31 Ağustos 2010 Salı

sessiz kal bu gece. iyi geceler madam K.
Sabahlarımı o kasabada bıraktım, yıkık iskelenin ucunda bekliyor beni uyanışlarım... şehrin savrukluğunda gözaltı morlukları, şişmiş göz kapakları...

30 Ağustos 2010 Pazartesi

bunca uykusuzluğun sebebini ben de merak ediyorum. Rilke sebebi biliyordu. Okudum. Bu gece unuttum.

sese öğretilen..

Yeryüzünde adı kanayan son kıvılcım. Artık hiç dönmeyeceğiz anlatılmış
Suskunluğa. Orada. O suskunluğun insan yaralarıyla bakıştığı boşlukta.
Bazen küllerin çağrısı giydirirdi kanımızı. Belleğin ağır kumaşından yedi
Gül sonra.

Kalp yalanlamaz oysa koparılmış olanı.

Sese öğretilen vedayı.

Tenin birinci ağıtını.

Ah. Yeryüzünde adı kanayan son kıvılcım. Şimdi. Geçmişin bekletilen hare-
ketsizliğinde eğreti bir im. Bin acının daha çocukluğunda bir çöl birikintisi-
yiz.

Kendimizden daha fazla indirilmiş hiç kimseye
Sahip değiliz çünkü biz.

birinci, ikinci tekil

ötede tahtadan bir bank...
oturuyoruz.
sert, soğuk, rüzgar.
acımız kadar değil.
ilk defa bu kadar uzağız.
şaşkın iki yabancıyız.
ellerimize yer arıyoruz.
sahi bu ellerin yeri neresi?
nasıl unutuyormuşuz onları...
insanlar bakıyorlar.
senin burnunun ucunda belirsizliğimizi taşıyan bir damla...
sigara yakmakta zorlanıyoruz, rüzgar.
oysa hemen yanması gerek, hemen solumak gerek, doymak gerek tütüne
yoksa aidiyetsiziz...
çiçek satan bir adam, tam da şu an..
sormadı, sustu, geçti... yitik miydik o ara?
kalkıyoruz, yürümek istiyorum.
küfür etmek rahatlatmıyor...
omzumun üstünden geride kalan sana bakıyorum.
yürüyoruz.
bu şehrin caddeleri daha önce böyle kokmuyordu...
büyük binaların altında, unufak...
sesim duyulmuyor artık, öylesine küçüğüm.
avlusu olan bir yerdeyiz şimdi.
büyük haraketler ve derin solumalarınla anlatıyorsun..
gösterdiklerine dönüyor bakışlarım.
idrak kapısı kilitli.
merdivenler tükeniyor ayaklarımız altında.
geniş, yüksek tavanlar ilgini çekiyor, çocuğa kesmiş yüzün..
ağlıyorsun. ağlıyorum.
ağlıyoruz. Biz kim?
birinci tekille ikinci tekil...
geldim konuş, geldim konuş...
yeni birşeyler söylemeli...
hangimiz?
susmalı. mühürlenmeli.
tırnaklarım sızlıyor artık.
saçlarım küle...
gitmeni istiyorum.
gidiyorsun bir kaç metali bırakıp masaya..
bekliyorum, gelmiyorsun.
tükenen merdivenlerden süzülüyorum
sarı, soluk bir araçta buharlaşıyor öznem.
neon lambalar... ağzım çöl birikintisi.
insanlar akıyor, zaman akıyor, göğün rengi...
heceler, yanyana gelemeyen türden.
valığın tüm adları seyrediyor ellerimi.
birinci tekilimi ve yüklemimi o sarı araçla... akıntıya...

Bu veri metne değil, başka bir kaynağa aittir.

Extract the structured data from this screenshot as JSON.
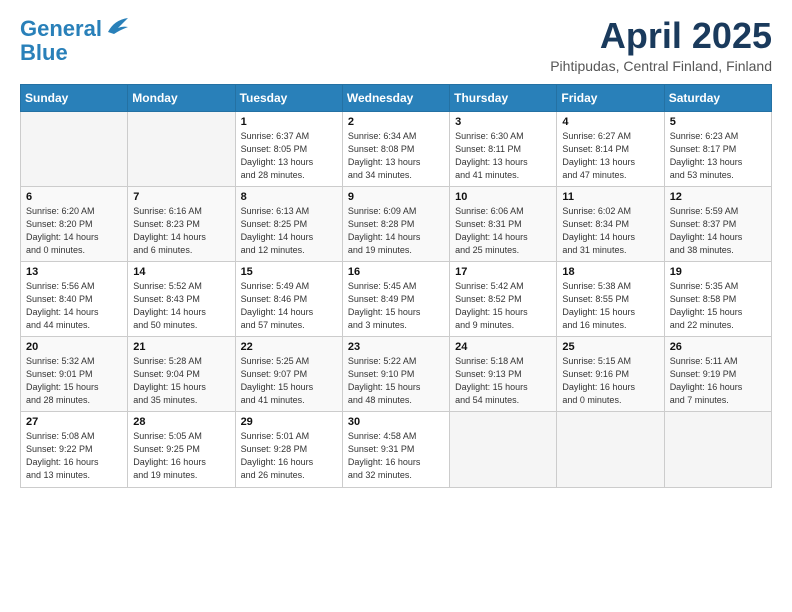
{
  "header": {
    "logo_line1": "General",
    "logo_line2": "Blue",
    "month_title": "April 2025",
    "location": "Pihtipudas, Central Finland, Finland"
  },
  "weekdays": [
    "Sunday",
    "Monday",
    "Tuesday",
    "Wednesday",
    "Thursday",
    "Friday",
    "Saturday"
  ],
  "weeks": [
    [
      {
        "day": "",
        "info": ""
      },
      {
        "day": "",
        "info": ""
      },
      {
        "day": "1",
        "info": "Sunrise: 6:37 AM\nSunset: 8:05 PM\nDaylight: 13 hours\nand 28 minutes."
      },
      {
        "day": "2",
        "info": "Sunrise: 6:34 AM\nSunset: 8:08 PM\nDaylight: 13 hours\nand 34 minutes."
      },
      {
        "day": "3",
        "info": "Sunrise: 6:30 AM\nSunset: 8:11 PM\nDaylight: 13 hours\nand 41 minutes."
      },
      {
        "day": "4",
        "info": "Sunrise: 6:27 AM\nSunset: 8:14 PM\nDaylight: 13 hours\nand 47 minutes."
      },
      {
        "day": "5",
        "info": "Sunrise: 6:23 AM\nSunset: 8:17 PM\nDaylight: 13 hours\nand 53 minutes."
      }
    ],
    [
      {
        "day": "6",
        "info": "Sunrise: 6:20 AM\nSunset: 8:20 PM\nDaylight: 14 hours\nand 0 minutes."
      },
      {
        "day": "7",
        "info": "Sunrise: 6:16 AM\nSunset: 8:23 PM\nDaylight: 14 hours\nand 6 minutes."
      },
      {
        "day": "8",
        "info": "Sunrise: 6:13 AM\nSunset: 8:25 PM\nDaylight: 14 hours\nand 12 minutes."
      },
      {
        "day": "9",
        "info": "Sunrise: 6:09 AM\nSunset: 8:28 PM\nDaylight: 14 hours\nand 19 minutes."
      },
      {
        "day": "10",
        "info": "Sunrise: 6:06 AM\nSunset: 8:31 PM\nDaylight: 14 hours\nand 25 minutes."
      },
      {
        "day": "11",
        "info": "Sunrise: 6:02 AM\nSunset: 8:34 PM\nDaylight: 14 hours\nand 31 minutes."
      },
      {
        "day": "12",
        "info": "Sunrise: 5:59 AM\nSunset: 8:37 PM\nDaylight: 14 hours\nand 38 minutes."
      }
    ],
    [
      {
        "day": "13",
        "info": "Sunrise: 5:56 AM\nSunset: 8:40 PM\nDaylight: 14 hours\nand 44 minutes."
      },
      {
        "day": "14",
        "info": "Sunrise: 5:52 AM\nSunset: 8:43 PM\nDaylight: 14 hours\nand 50 minutes."
      },
      {
        "day": "15",
        "info": "Sunrise: 5:49 AM\nSunset: 8:46 PM\nDaylight: 14 hours\nand 57 minutes."
      },
      {
        "day": "16",
        "info": "Sunrise: 5:45 AM\nSunset: 8:49 PM\nDaylight: 15 hours\nand 3 minutes."
      },
      {
        "day": "17",
        "info": "Sunrise: 5:42 AM\nSunset: 8:52 PM\nDaylight: 15 hours\nand 9 minutes."
      },
      {
        "day": "18",
        "info": "Sunrise: 5:38 AM\nSunset: 8:55 PM\nDaylight: 15 hours\nand 16 minutes."
      },
      {
        "day": "19",
        "info": "Sunrise: 5:35 AM\nSunset: 8:58 PM\nDaylight: 15 hours\nand 22 minutes."
      }
    ],
    [
      {
        "day": "20",
        "info": "Sunrise: 5:32 AM\nSunset: 9:01 PM\nDaylight: 15 hours\nand 28 minutes."
      },
      {
        "day": "21",
        "info": "Sunrise: 5:28 AM\nSunset: 9:04 PM\nDaylight: 15 hours\nand 35 minutes."
      },
      {
        "day": "22",
        "info": "Sunrise: 5:25 AM\nSunset: 9:07 PM\nDaylight: 15 hours\nand 41 minutes."
      },
      {
        "day": "23",
        "info": "Sunrise: 5:22 AM\nSunset: 9:10 PM\nDaylight: 15 hours\nand 48 minutes."
      },
      {
        "day": "24",
        "info": "Sunrise: 5:18 AM\nSunset: 9:13 PM\nDaylight: 15 hours\nand 54 minutes."
      },
      {
        "day": "25",
        "info": "Sunrise: 5:15 AM\nSunset: 9:16 PM\nDaylight: 16 hours\nand 0 minutes."
      },
      {
        "day": "26",
        "info": "Sunrise: 5:11 AM\nSunset: 9:19 PM\nDaylight: 16 hours\nand 7 minutes."
      }
    ],
    [
      {
        "day": "27",
        "info": "Sunrise: 5:08 AM\nSunset: 9:22 PM\nDaylight: 16 hours\nand 13 minutes."
      },
      {
        "day": "28",
        "info": "Sunrise: 5:05 AM\nSunset: 9:25 PM\nDaylight: 16 hours\nand 19 minutes."
      },
      {
        "day": "29",
        "info": "Sunrise: 5:01 AM\nSunset: 9:28 PM\nDaylight: 16 hours\nand 26 minutes."
      },
      {
        "day": "30",
        "info": "Sunrise: 4:58 AM\nSunset: 9:31 PM\nDaylight: 16 hours\nand 32 minutes."
      },
      {
        "day": "",
        "info": ""
      },
      {
        "day": "",
        "info": ""
      },
      {
        "day": "",
        "info": ""
      }
    ]
  ]
}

                                   
Ve öyle anidir ki hayat, hazır mısın diye sormaz sana. Düğümlenirken gerçekler boğazında, yutkunmaya çalışırsın enkaz altında... Haykırış dolu bir yığın hece, kilit olur gözlerinde. Ve öyle aniden...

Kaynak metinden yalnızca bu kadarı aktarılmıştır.